La zona si è immediatamente popolata da agenti della Digos in tenuta antisommossa, che si sono schierati all’entrata dello stabile sbarrando l’accesso alla folla di giornalisti e curiosi che nel frattempo si è raggruppata nelle zona. “E’ un occupazione simbolica – hanno spiegato gli occupanti – il Garibaldi è l’ennesimo spazio negato alla città, un luogo che ci appartiene come cittadini e come lavoratori dello spettacolo, della cultura e dell’arte. Vogliamo che il Comune renda noto un regolamento che disciplini l’assegnazione degli spazi teatrali e il costante monitoraggio di tutte le attività finanziate”.

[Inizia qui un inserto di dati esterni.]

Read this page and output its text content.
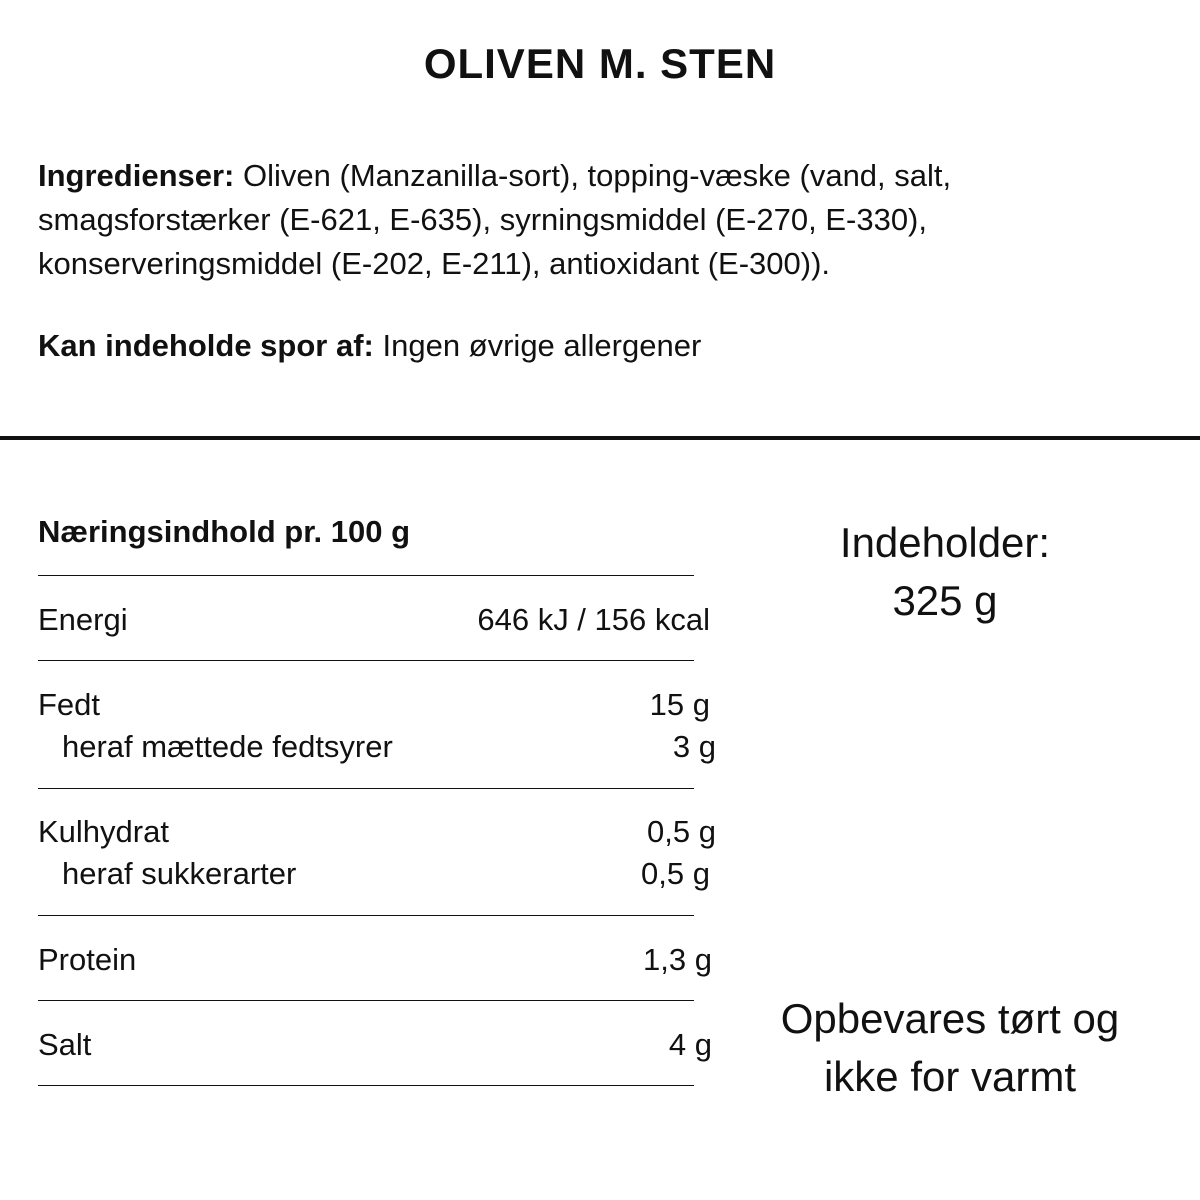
OLIVEN M. STEN
Ingredienser: Oliven (Manzanilla-sort), topping-væske (vand, salt, smagsforstærker (E-621, E-635), syrningsmiddel (E-270, E-330), konserveringsmiddel (E-202, E-211), antioxidant (E-300)).
Kan indeholde spor af: Ingen øvrige allergener
Næringsindhold pr. 100 g
Energi	646 kJ / 156 kcal
Fedt	15 g
heraf mættede fedtsyrer	3 g
Kulhydrat	0,5 g
heraf sukkerarter	0,5 g
Protein	1,3 g
Salt	4 g
Indeholder:
325 g
Opbevares tørt og
ikke for varmt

Il comitato ha in programma di occupare il teatro fino a domenica, mettendo in scena spettacoli teatrali e musicali durante il week end. Il commissario straordinario del Comune di Palermo, Luisa Latella, ha subito incontrato una delegazione di occupanti proponendo la concessione del teatro per il fine settimana e l’invito a un tavolo tecnico per l’assegnazione dello stabile, che però da domenica sera dovrà essere sgomberato. “Non è una questione di assegnazione specifica del Teatro Garibaldi, è un problema generale e diffuso a Palermo – racconta Giacomo, uno degli occupanti – con questo gesto simbolico vogliamo chiedere un modello lontano dalle nomine di direttori artistici ispirate da logiche partitiche, un modello che fondi le sue basi sull’alternanza delle cariche e che dia spazio alle nuove energie artistiche espresse nella e dalla città”.

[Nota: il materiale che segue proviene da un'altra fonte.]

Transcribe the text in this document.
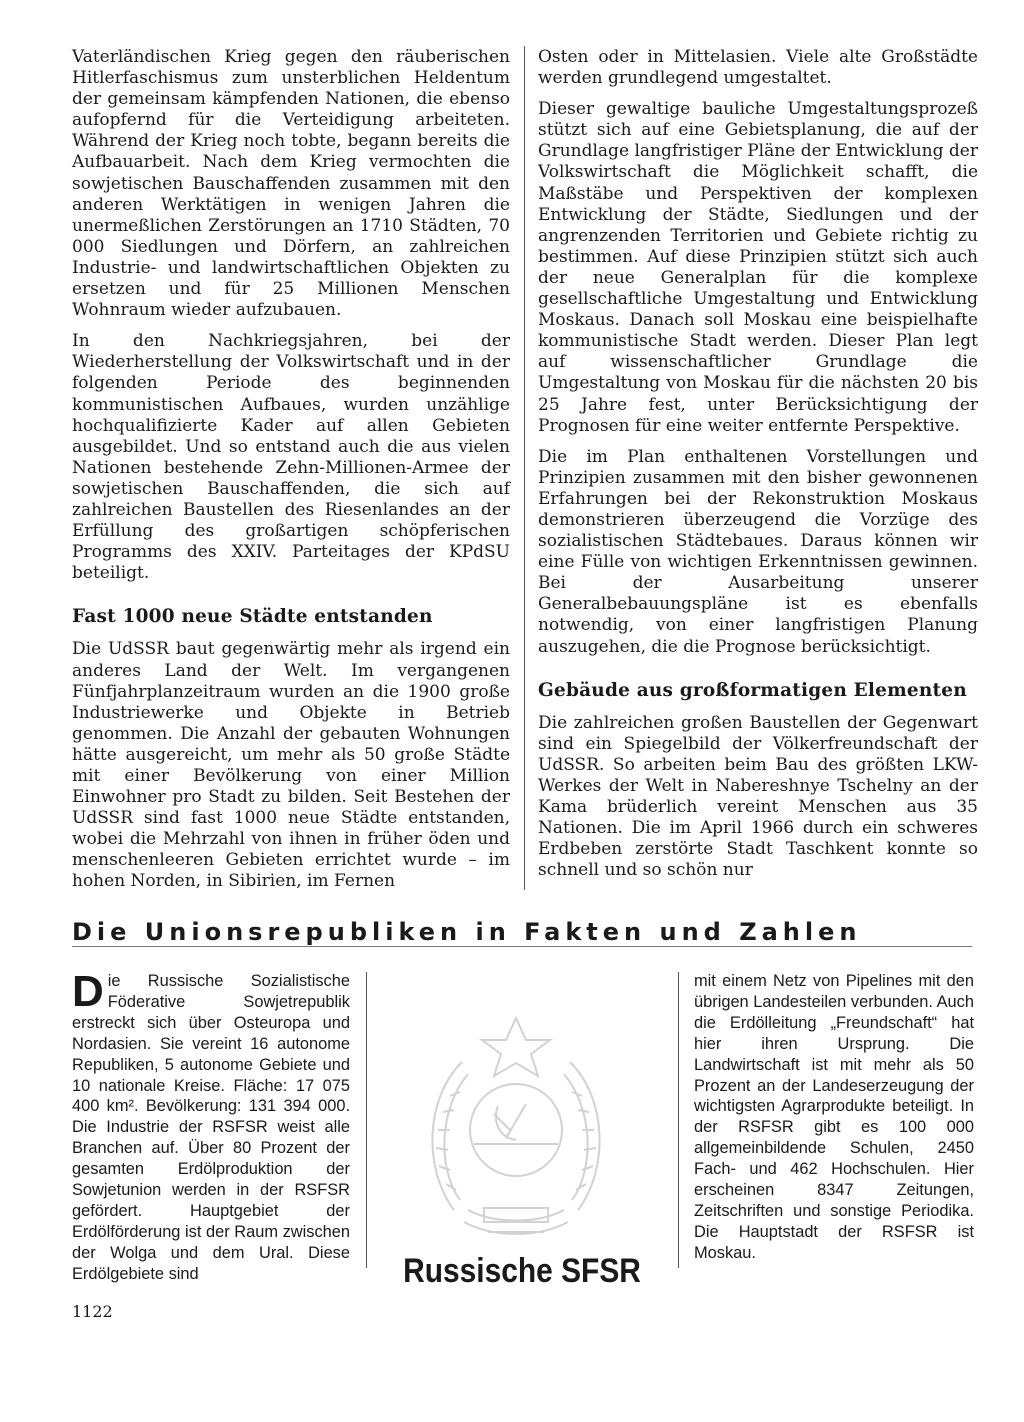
Vaterländischen Krieg gegen den räuberischen Hitlerfaschismus zum unsterblichen Heldentum der gemeinsam kämpfenden Nationen, die ebenso aufopfernd für die Verteidigung arbeiteten. Während der Krieg noch tobte, begann bereits die Aufbauarbeit. Nach dem Krieg vermochten die sowjetischen Bauschaffenden zusammen mit den anderen Werktätigen in wenigen Jahren die unermeßlichen Zerstörungen an 1710 Städten, 70 000 Siedlungen und Dörfern, an zahlreichen Industrie- und landwirtschaftlichen Objekten zu ersetzen und für 25 Millionen Menschen Wohnraum wieder aufzubauen.

In den Nachkriegsjahren, bei der Wiederherstellung der Volkswirtschaft und in der folgenden Periode des beginnenden kommunistischen Aufbaues, wurden unzählige hochqualifizierte Kader auf allen Gebieten ausgebildet. Und so entstand auch die aus vielen Nationen bestehende Zehn-Millionen-Armee der sowjetischen Bauschaffenden, die sich auf zahlreichen Baustellen des Riesenlandes an der Erfüllung des großartigen schöpferischen Programms des XXIV. Parteitages der KPdSU beteiligt.

Fast 1000 neue Städte entstanden

Die UdSSR baut gegenwärtig mehr als irgend ein anderes Land der Welt. Im vergangenen Fünfjahrplanzeitraum wurden an die 1900 große Industriewerke und Objekte in Betrieb genommen. Die Anzahl der gebauten Wohnungen hätte ausgereicht, um mehr als 50 große Städte mit einer Bevölkerung von einer Million Einwohner pro Stadt zu bilden. Seit Bestehen der UdSSR sind fast 1000 neue Städte entstanden, wobei die Mehrzahl von ihnen in früher öden und menschenleeren Gebieten errichtet wurde – im hohen Norden, in Sibirien, im Fernen

Osten oder in Mittelasien. Viele alte Großstädte werden grundlegend umgestaltet.

Dieser gewaltige bauliche Umgestaltungsprozeß stützt sich auf eine Gebietsplanung, die auf der Grundlage langfristiger Pläne der Entwicklung der Volkswirtschaft die Möglichkeit schafft, die Maßstäbe und Perspektiven der komplexen Entwicklung der Städte, Siedlungen und der angrenzenden Territorien und Gebiete richtig zu bestimmen. Auf diese Prinzipien stützt sich auch der neue Generalplan für die komplexe gesellschaftliche Umgestaltung und Entwicklung Moskaus. Danach soll Moskau eine beispielhafte kommunistische Stadt werden. Dieser Plan legt auf wissenschaftlicher Grundlage die Umgestaltung von Moskau für die nächsten 20 bis 25 Jahre fest, unter Berücksichtigung der Prognosen für eine weiter entfernte Perspektive.

Die im Plan enthaltenen Vorstellungen und Prinzipien zusammen mit den bisher gewonnenen Erfahrungen bei der Rekonstruktion Moskaus demonstrieren überzeugend die Vorzüge des sozialistischen Städtebaues. Daraus können wir eine Fülle von wichtigen Erkenntnissen gewinnen. Bei der Ausarbeitung unserer Generalbebauungspläne ist es ebenfalls notwendig, von einer langfristigen Planung auszugehen, die die Prognose berücksichtigt.

Gebäude aus großformatigen Elementen

Die zahlreichen großen Baustellen der Gegenwart sind ein Spiegelbild der Völkerfreundschaft der UdSSR. So arbeiten beim Bau des größten LKW-Werkes der Welt in Nabereshnye Tschelny an der Kama brüderlich vereint Menschen aus 35 Nationen. Die im April 1966 durch ein schweres Erdbeben zerstörte Stadt Taschkent konnte so schnell und so schön nur

Die Unionsrepubliken in Fakten und Zahlen
D ie Russische Sozialistische Föderative Sowjetrepublik erstreckt sich über Osteuropa und Nordasien. Sie vereint 16 autonome Republiken, 5 autonome Gebiete und 10 nationale Kreise. Fläche: 17 075 400 km². Bevölkerung: 131 394 000. Die Industrie der RSFSR weist alle Branchen auf. Über 80 Prozent der gesamten Erdölproduktion der Sowjetunion werden in der RSFSR gefördert. Hauptgebiet der Erdölförderung ist der Raum zwischen der Wolga und dem Ural. Diese Erdölgebiete sind	Russische SFSR

mit einem Netz von Pipelines mit den übrigen Landesteilen verbunden. Auch die Erdölleitung „Freundschaft“ hat hier ihren Ursprung. Die Landwirtschaft ist mit mehr als 50 Prozent an der Landeserzeugung der wichtigsten Agrarprodukte beteiligt. In der RSFSR gibt es 100 000 allgemeinbildende Schulen, 2450 Fach- und 462 Hochschulen. Hier erscheinen 8347 Zeitungen, Zeitschriften und sonstige Periodika. Die Hauptstadt der RSFSR ist Moskau.

1122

A Palermo i beni culturali chiusi da tempo e dimenticati sono innumerevoli. Una lista lunghissima in cui spiccano i cantieri culturali della Zisa, mai totalmente utilizzati da quando sono stati realizzati. La stessa storia del Teatro Garibaldi è emblematica. Inaugurato per la prima volta nel 1861 dall’eroe dei due mondi in persona, il teatro ha ospitato negli anni artisti come Carlo Cecchi, Emma Dante, Peter Brook,  e Wim Wenders. Adesso è inattivo da un decennio. Nel 2010, dopo un lungo lavoro di restauro, era stato ufficialmente inaugurato e restituito alla città. Da allora però è inspiegabilmente chiuso e inutilizzato. In attesa che l’amministrazione comunale decida cosa farne, è prevista per il prossimo 24 maggio una seconda inaugurazione a cui dovrebbe presenziare addirittura il capo dello Stato Giorgio Napolitano. “Vogliono inaugurare per la seconda volta in due anni lo stesso teatro – tuonano i manifestanti – senza che nel frattempo sia mai stato aperto. Vogliamo sapere che destino avrà questo posto il giorno dopo che verrà il presidente della Repubblica. Vogliamo che in questa città si rimettano in circolo le realtà produttive e culturali della nostra città, prescindendo dall’ingerenza dei partiti, dai ricatti delle clientele, dall’aridità dei finanziamenti a pioggia”.

A sostegno dell’iniziativa palermitana, oltre ai ragazzi del Valle di Roma e del Marinoni di Venezia, sono intervenute alcune tra le voci principali della cultura italiana come Franca Rame, Paolo Rossi, Daniele Silvestri e Mario Venuti. Dopo aver sbarrato l’entrata le forze dell’ordine hanno “concesso”, su input del commissario Latella, l’occupazione fino a domenica. “Abbiamo ceduto a questa sorta di ricatto – spiega uno degli occupanti – ma così possiamo far entrare la gente, la cittadinanza deve riappropriarsi dei luoghi che in questa città le sono stati negati perché pochi politici senza scrupoli non riescono trarre un personale guadagno dalla cultura“.